Arabella Byrne

There’s something smug about a Nehru jacket

What do its British wearers think they’re signalling?

  • From Spectator Life
The Sirplus velvet Behru jackets, retail price £455 (SIRPLUS)

At a recent drinks party in Oxfordshire, I counted five men wearing Nehru waistcoats. Not one of these men looked like he was paying homage to the garment’s namesakes, Indian Prime Minister Jawaharlal Nehru. Not one looked as if they were genuinely taken with Indian fashion nor remotely bothered that they were wearing the same thing.

I detect a hint of smugness in there somewhere, a rather-too-pleased-with-itself appropriation

Puzzled, I thought back to other men I’ve seen rocking the Nehru: Imran Khan, obviously; Nicholas Coleridge, probably; Mick Jagger, surely. I’m not sure what all these men have in common, but their take-up of the Nehru waistcoat has neither surprised nor alarmed me. Politico-cricketers, Condé Nast execs, rock stars – all might wear the Nehru in a sophisticated, got-this-old-thing-in-Simla kind of way. All perfectly normal.

But how has the Nehru made it to Charlbury and beyond? Perhaps it has something to do with our appalling weather and parlous central heating; maybe it is highly desirable, as a man, to have a coat that you are not asked to take off on arrival. But practicalities are not what the Nehru is about, or you’d sooner wear your Schöffel. No, the Nehru is a distinct statement. I’m just not quite sure what it’s saying: I’m well-travelled? I’m a sans jacket radical?

Confused, I ask the Times fashion editor, Hannah Rogers, to set me right. ‘Velvet variations are all but uniform on the thirty-something wedding circuits I traverse, while those without sleeves have become a cornerstone of City wardrobes,’ she says, confirming that I am not imagining their ubiquity. The zeitgeist has pronounced the Nehru as jacket of choice for a certain class of man: City broker, Oxfordshire dad, Gen Z posho. Rogers also reminds me of the Nehru’s astonishing ability to cut across generations: ‘Perhaps what is most seductive about the design, though, is that it offers a twist on the classic dinner jacket without scaring the horses. That is to say: it looks modern, but not trendy.’

Recently, the Nehru has made headlines in the Telegraph. Lord Hugo Manners (see point three above) has set up a company called Joah the sells ‘traditional Indian fashion’ (read: dozens upon dozens of Nehrus). He has been accused of ‘profiting off colonialism’ through his marketing of Indian fashion. From a brocade sofa in a library at Belvoir Castle, Manners has fought back, retorting that his company has always credited its tailors in Jaipur and, to boot, ‘I can’t do anything about where I was born’. Hear, hear.

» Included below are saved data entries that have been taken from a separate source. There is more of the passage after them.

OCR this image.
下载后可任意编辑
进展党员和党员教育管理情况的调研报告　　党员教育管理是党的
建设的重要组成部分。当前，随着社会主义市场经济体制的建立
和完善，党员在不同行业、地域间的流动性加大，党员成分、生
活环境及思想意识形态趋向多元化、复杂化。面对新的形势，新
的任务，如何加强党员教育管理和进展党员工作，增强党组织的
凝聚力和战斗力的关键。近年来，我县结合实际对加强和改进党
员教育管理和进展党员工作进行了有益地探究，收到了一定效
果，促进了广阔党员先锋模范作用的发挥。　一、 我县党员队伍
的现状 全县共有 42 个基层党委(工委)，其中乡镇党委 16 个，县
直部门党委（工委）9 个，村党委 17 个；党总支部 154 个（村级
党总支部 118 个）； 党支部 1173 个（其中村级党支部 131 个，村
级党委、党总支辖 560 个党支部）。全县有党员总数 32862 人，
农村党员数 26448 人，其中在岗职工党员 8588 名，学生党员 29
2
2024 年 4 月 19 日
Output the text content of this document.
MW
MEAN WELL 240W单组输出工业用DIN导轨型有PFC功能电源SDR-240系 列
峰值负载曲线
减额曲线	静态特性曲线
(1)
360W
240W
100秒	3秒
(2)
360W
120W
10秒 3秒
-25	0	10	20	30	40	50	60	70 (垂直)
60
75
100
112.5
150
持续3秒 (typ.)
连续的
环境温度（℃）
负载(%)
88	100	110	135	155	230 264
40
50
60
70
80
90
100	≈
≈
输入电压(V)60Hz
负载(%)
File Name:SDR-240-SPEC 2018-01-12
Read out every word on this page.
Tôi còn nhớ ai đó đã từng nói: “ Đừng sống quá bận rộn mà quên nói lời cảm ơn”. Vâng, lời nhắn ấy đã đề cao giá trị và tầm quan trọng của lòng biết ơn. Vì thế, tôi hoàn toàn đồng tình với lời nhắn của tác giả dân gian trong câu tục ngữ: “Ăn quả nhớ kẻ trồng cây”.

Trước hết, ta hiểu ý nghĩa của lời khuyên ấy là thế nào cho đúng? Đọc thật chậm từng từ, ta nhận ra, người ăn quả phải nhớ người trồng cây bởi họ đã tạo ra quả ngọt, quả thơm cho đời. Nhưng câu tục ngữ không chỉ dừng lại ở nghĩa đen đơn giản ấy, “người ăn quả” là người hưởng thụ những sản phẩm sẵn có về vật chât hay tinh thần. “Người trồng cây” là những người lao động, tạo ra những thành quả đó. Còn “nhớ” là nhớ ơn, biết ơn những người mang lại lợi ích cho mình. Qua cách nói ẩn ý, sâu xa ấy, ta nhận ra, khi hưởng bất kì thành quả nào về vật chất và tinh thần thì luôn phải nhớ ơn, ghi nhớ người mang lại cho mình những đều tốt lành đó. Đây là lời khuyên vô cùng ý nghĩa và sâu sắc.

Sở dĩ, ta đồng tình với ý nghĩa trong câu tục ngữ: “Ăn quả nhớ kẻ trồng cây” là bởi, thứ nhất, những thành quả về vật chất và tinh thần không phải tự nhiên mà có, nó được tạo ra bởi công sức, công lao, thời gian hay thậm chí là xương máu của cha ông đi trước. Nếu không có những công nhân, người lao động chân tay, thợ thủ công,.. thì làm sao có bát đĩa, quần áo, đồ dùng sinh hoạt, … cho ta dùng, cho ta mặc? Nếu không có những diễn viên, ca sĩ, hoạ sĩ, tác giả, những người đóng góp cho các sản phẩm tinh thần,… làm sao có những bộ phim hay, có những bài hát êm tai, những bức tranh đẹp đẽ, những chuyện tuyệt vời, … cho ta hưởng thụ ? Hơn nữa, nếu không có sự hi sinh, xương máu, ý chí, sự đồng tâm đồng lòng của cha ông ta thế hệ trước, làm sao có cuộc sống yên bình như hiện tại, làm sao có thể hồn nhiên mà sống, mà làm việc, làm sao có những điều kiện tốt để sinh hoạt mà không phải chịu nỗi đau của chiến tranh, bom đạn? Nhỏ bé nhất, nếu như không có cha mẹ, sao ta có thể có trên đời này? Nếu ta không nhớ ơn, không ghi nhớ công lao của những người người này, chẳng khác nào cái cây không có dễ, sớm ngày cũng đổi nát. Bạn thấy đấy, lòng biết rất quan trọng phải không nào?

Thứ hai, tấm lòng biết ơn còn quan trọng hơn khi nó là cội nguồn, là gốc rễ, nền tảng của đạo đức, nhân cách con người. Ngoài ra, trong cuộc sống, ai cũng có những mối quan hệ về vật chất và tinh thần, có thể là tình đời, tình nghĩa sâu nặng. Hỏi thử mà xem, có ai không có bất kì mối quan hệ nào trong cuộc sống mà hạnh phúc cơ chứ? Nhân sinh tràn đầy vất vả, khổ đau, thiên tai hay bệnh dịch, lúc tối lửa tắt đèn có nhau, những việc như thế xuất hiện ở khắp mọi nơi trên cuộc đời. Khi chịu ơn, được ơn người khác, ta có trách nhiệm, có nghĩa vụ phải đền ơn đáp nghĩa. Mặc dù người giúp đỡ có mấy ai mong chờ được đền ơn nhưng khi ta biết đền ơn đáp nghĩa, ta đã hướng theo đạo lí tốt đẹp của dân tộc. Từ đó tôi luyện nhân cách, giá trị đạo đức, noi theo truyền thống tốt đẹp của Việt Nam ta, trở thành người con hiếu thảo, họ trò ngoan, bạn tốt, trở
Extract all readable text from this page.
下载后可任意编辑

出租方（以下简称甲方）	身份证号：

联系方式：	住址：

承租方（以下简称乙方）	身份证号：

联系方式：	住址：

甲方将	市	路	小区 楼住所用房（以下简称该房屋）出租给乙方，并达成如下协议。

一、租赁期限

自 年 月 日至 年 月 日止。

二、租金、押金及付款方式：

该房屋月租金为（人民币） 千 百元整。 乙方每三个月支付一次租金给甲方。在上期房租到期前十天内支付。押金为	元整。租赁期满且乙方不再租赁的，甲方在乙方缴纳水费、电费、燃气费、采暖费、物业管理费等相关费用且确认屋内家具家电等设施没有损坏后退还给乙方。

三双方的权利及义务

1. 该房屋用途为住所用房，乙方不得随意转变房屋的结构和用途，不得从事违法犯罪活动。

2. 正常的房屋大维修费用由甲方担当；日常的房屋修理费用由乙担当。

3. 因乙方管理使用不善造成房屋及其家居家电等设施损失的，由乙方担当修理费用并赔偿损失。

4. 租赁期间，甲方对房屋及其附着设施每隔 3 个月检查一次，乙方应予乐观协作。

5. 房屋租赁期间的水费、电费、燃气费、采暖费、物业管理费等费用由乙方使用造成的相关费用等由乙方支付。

As a woman, I have little understanding of the prices and places where men shop. Directed to Sirplus by a male friend (a brand that sounds like it’s for plus-size gents but rather prides itself on the surplus fabric it uses), I quickly see that this is another destination for Nehru enthusiasts. Pictures of young men in Nehrus assail me from the website in velvet and wool, set against rural and rugged backdrops – a look achievable for the princely sum of £300 and upwards.

Their expressions are the wan look of all models, but I detect a hint of smugness in there somewhere, a rather-too-pleased-with-itself appropriation. I ask artist Matthew Rice whether I am projecting too much onto the Nehru; whether I have taken against them irrationally. ‘I’m not too sure about the Nehru look,’ he replies, ‘synonymous with the ominous “kitchen sups”, it seems to have taken rather a tweedy hold, a bit like an indoor Schöffel.’

My best guess is that the Nehru has become part of a wider, anti-woke narrative that takes against the frenzied, hand-wringing of institutions such as the National Trust. A symbol of unapologetic affluence, the Nehru is therefore a defiant take-up of Raj, Jewel in the Crown-style. A tacit, if very polite, fingers up to the concept of cultural appropriation in a postcolonial world.

Maybe the Nehru will go the way of all fashions that become too tweedy and come to be seen the sole preserve of the country set, a sartorial anachronism relegated to the provinces like the bohemian look for women. It would be nice, I think rather wistfully, to see men in something with sleeves and a lapel. But then it occurs to me that men probably feel this way about women’s strange and varied fashion trends all the time: my husband regards the stiletto with deep suspicion. In the meantime, I shall keep up my Nehru count, hoping to make it into double digits by the end of the month.